Thursday, March 03, 2005

Well, it's been a while since I've blogged, for me at least. Monday, Oh my , I forgot wha tI did mondaym moving on, tuesday, we had play practice, no I didn't, Monday we did and then we went to Betso's and worked on stuff. That was fun. Yesterday Mahinda and I went out to Leviathan's and watched part of Jerry Macquire. Apprently it's a really funny movie. I always thought it was a drama. Silly me. Um. I had some musings today, let's ee if we can't recall them.

1) I was musing that clothes are really strange things. I mean I'm glad we have them. But isn't it strange that there is such variety, and just excess in this area. Well as far as quantity of clothing, coverage leaves something to be desired some days. But I was thinking about it as we left social today. Clothes have kind of become an idol in our society. Instead of you can't be in the in-crowd if you're not hip and with God for instance (Ideal world) you can't be hip and with the in-crowd generally unless you dress like them. Reminds me of the story of the Ugly duckling. Oh I should really write a story like that, called the nerdy feldgeling or something, about a Bill Gates esque character prehaps. Okay, here goes.

One upon a time in a land not so far removed from here lived a little boy whose name was Gregory. Now Gregory wanted more than anything to be accepted, so to please his aprents he got realyl good grades, always did his homework, and did his best to help around the house. So one day Gregory noticed this girl at his school.
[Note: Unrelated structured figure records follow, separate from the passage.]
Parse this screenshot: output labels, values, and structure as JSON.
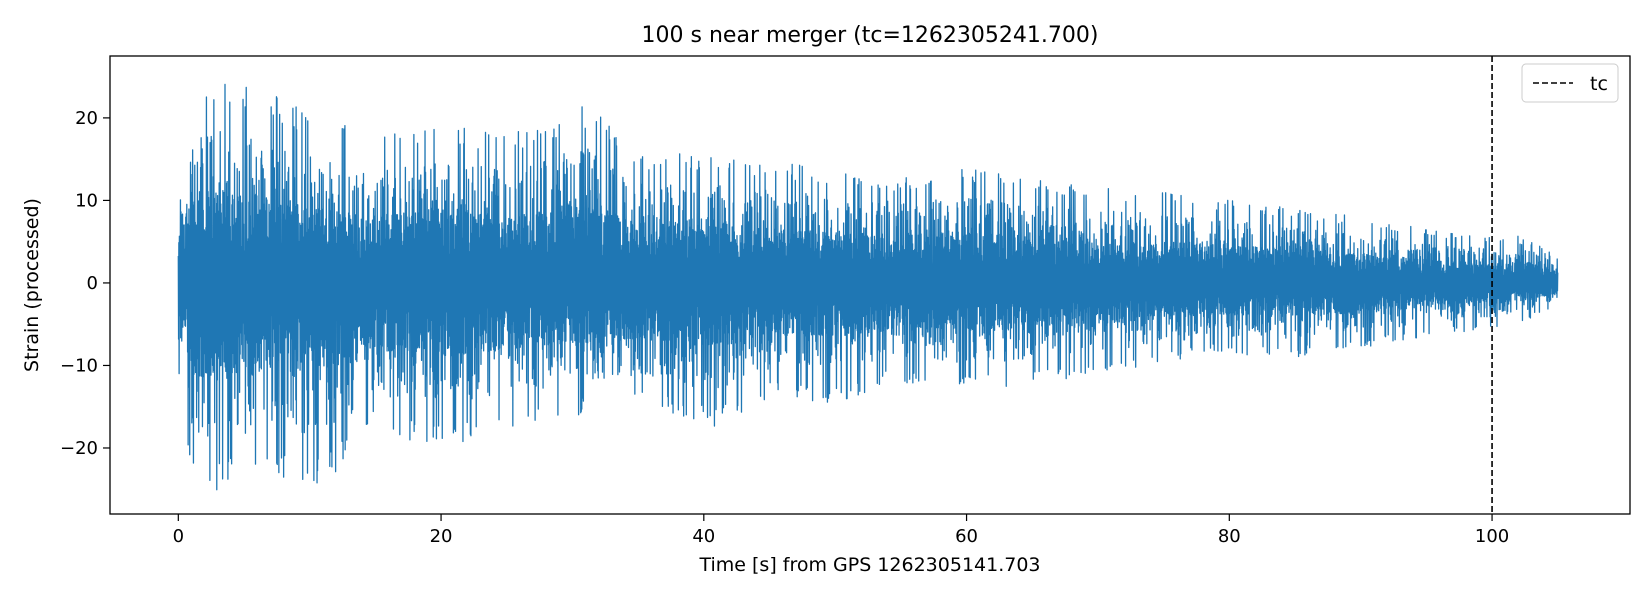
{
  "chart_data": {
    "type": "line",
    "title": "100 s near merger (tc=1262305241.700)",
    "xlabel": "Time [s] from GPS 1262305141.703",
    "ylabel": "Strain (processed)",
    "xlim": [
      -5.2,
      110.5
    ],
    "ylim": [
      -28,
      27.5
    ],
    "x_ticks": [
      0,
      20,
      40,
      60,
      80,
      100
    ],
    "x_tick_labels": [
      "0",
      "20",
      "40",
      "60",
      "80",
      "100"
    ],
    "y_ticks": [
      -20,
      -10,
      0,
      10,
      20
    ],
    "y_tick_labels": [
      "−20",
      "−10",
      "0",
      "10",
      "20"
    ],
    "grid": false,
    "legend": {
      "placement": "top-right",
      "entries": [
        "tc"
      ]
    },
    "series": [
      {
        "line_color": "#1f77b4",
        "x_range": [
          0,
          105
        ],
        "envelope": [
          {
            "x": 0,
            "min": -15,
            "max": 13.5
          },
          {
            "x": 1.3,
            "min": -25.5,
            "max": 24.8
          },
          {
            "x": 5.3,
            "min": -24.5,
            "max": 24.5
          },
          {
            "x": 11.2,
            "min": -24.5,
            "max": 20
          },
          {
            "x": 15,
            "min": -18,
            "max": 18
          },
          {
            "x": 20,
            "min": -20,
            "max": 20.5
          },
          {
            "x": 25,
            "min": -18,
            "max": 18
          },
          {
            "x": 31,
            "min": -16,
            "max": 22
          },
          {
            "x": 35,
            "min": -15,
            "max": 16
          },
          {
            "x": 41,
            "min": -17.5,
            "max": 16
          },
          {
            "x": 45,
            "min": -14,
            "max": 15
          },
          {
            "x": 50,
            "min": -14.5,
            "max": 14
          },
          {
            "x": 55,
            "min": -12,
            "max": 13
          },
          {
            "x": 60,
            "min": -13,
            "max": 14
          },
          {
            "x": 65,
            "min": -12.5,
            "max": 12.5
          },
          {
            "x": 70,
            "min": -11,
            "max": 12
          },
          {
            "x": 75,
            "min": -10,
            "max": 11
          },
          {
            "x": 78.5,
            "min": -8.5,
            "max": 10.5
          },
          {
            "x": 85,
            "min": -9,
            "max": 9
          },
          {
            "x": 90,
            "min": -8,
            "max": 8
          },
          {
            "x": 95,
            "min": -6.5,
            "max": 6.5
          },
          {
            "x": 100,
            "min": -5.5,
            "max": 5.5
          },
          {
            "x": 102,
            "min": -5,
            "max": 6.5
          },
          {
            "x": 105,
            "min": -3,
            "max": 3
          }
        ]
      }
    ],
    "vlines": [
      {
        "x": 100,
        "label": "tc",
        "color": "#000000",
        "style": "dashed"
      }
    ]
  }
}
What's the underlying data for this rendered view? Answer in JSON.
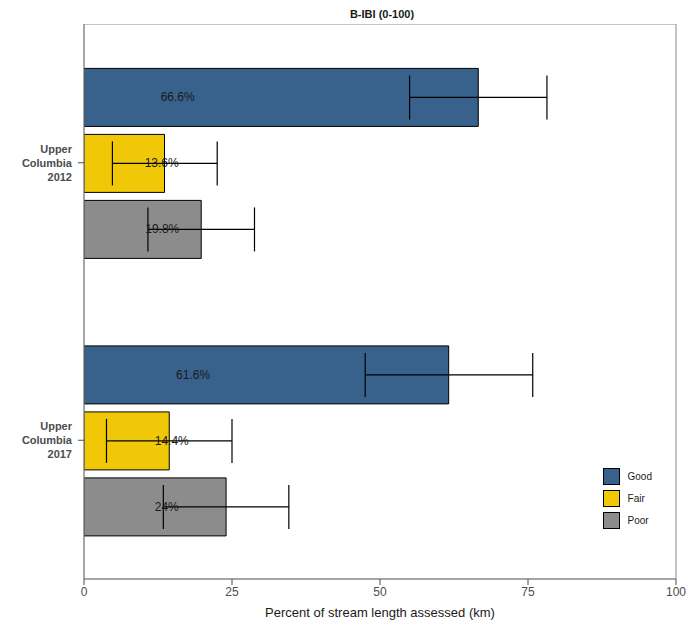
{
  "chart_data": {
    "type": "bar",
    "title": "B-IBI (0-100)",
    "orientation": "horizontal",
    "categories": [
      "Upper Columbia 2012",
      "Upper Columbia 2017"
    ],
    "series": [
      {
        "name": "Good",
        "color": "#38618c",
        "values": [
          66.6,
          61.6
        ],
        "value_labels": [
          "66.6%",
          "61.6%"
        ],
        "error_low": [
          55.0,
          47.5
        ],
        "error_high": [
          78.2,
          75.8
        ]
      },
      {
        "name": "Fair",
        "color": "#f0c808",
        "values": [
          13.6,
          14.4
        ],
        "value_labels": [
          "13.6%",
          "14.4%"
        ],
        "error_low": [
          4.8,
          3.8
        ],
        "error_high": [
          22.5,
          25.0
        ]
      },
      {
        "name": "Poor",
        "color": "#8c8c8c",
        "values": [
          19.8,
          24
        ],
        "value_labels": [
          "19.8%",
          "24%"
        ],
        "error_low": [
          10.8,
          13.4
        ],
        "error_high": [
          28.8,
          34.6
        ]
      }
    ],
    "x_label": "Percent of stream length assessed (km)",
    "xlim": [
      0,
      100
    ],
    "xticks": [
      0,
      25,
      50,
      75,
      100
    ],
    "grid": false,
    "legend": "lower right",
    "data_labels": true
  }
}
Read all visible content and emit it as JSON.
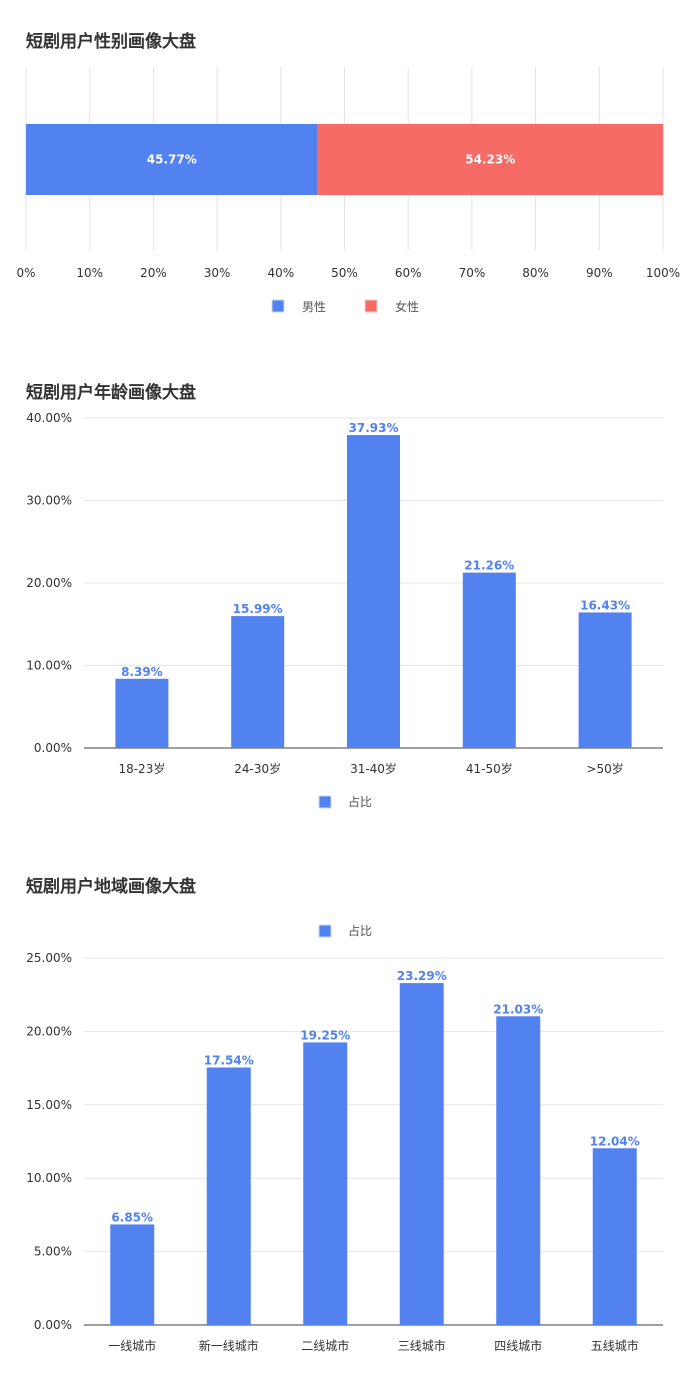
{
  "chart_data": [
    {
      "type": "bar",
      "orientation": "horizontal-stacked",
      "title": "短剧用户性别画像大盘",
      "categories": [
        ""
      ],
      "series": [
        {
          "name": "男性",
          "values": [
            45.77
          ],
          "label": "45.77%",
          "color": "#5282ef"
        },
        {
          "name": "女性",
          "values": [
            54.23
          ],
          "label": "54.23%",
          "color": "#f66b66"
        }
      ],
      "xlim": [
        0,
        100
      ],
      "x_ticks": [
        "0%",
        "10%",
        "20%",
        "30%",
        "40%",
        "50%",
        "60%",
        "70%",
        "80%",
        "90%",
        "100%"
      ],
      "grid": true,
      "legend": "bottom"
    },
    {
      "type": "bar",
      "title": "短剧用户年龄画像大盘",
      "categories": [
        "18-23岁",
        "24-30岁",
        "31-40岁",
        "41-50岁",
        ">50岁"
      ],
      "series": [
        {
          "name": "占比",
          "values": [
            8.39,
            15.99,
            37.93,
            21.26,
            16.43
          ],
          "labels": [
            "8.39%",
            "15.99%",
            "37.93%",
            "21.26%",
            "16.43%"
          ],
          "color": "#5282ef"
        }
      ],
      "ylim": [
        0,
        40
      ],
      "y_ticks": [
        "0.00%",
        "10.00%",
        "20.00%",
        "30.00%",
        "40.00%"
      ],
      "grid": true,
      "legend": "bottom"
    },
    {
      "type": "bar",
      "title": "短剧用户地域画像大盘",
      "categories": [
        "一线城市",
        "新一线城市",
        "二线城市",
        "三线城市",
        "四线城市",
        "五线城市"
      ],
      "series": [
        {
          "name": "占比",
          "values": [
            6.85,
            17.54,
            19.25,
            23.29,
            21.03,
            12.04
          ],
          "labels": [
            "6.85%",
            "17.54%",
            "19.25%",
            "23.29%",
            "21.03%",
            "12.04%"
          ],
          "color": "#5282ef"
        }
      ],
      "ylim": [
        0,
        25
      ],
      "y_ticks": [
        "0.00%",
        "5.00%",
        "10.00%",
        "15.00%",
        "20.00%",
        "25.00%"
      ],
      "grid": true,
      "legend": "top"
    }
  ]
}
She was muy buena (oh man, this sounds like a spanish story my goodness help me) Ok, I have to stop, or this is going to turn into a spanish story, in the short version, he goes to a good college, gets a well paying job, a hott wife, and lives in a really coll three story home with vaulted ceilings along the coast of San Diego. (aka happily ever after)

Ok, I really need to go paint. I have started my pheonix, and need to keep going. Love to all concerned.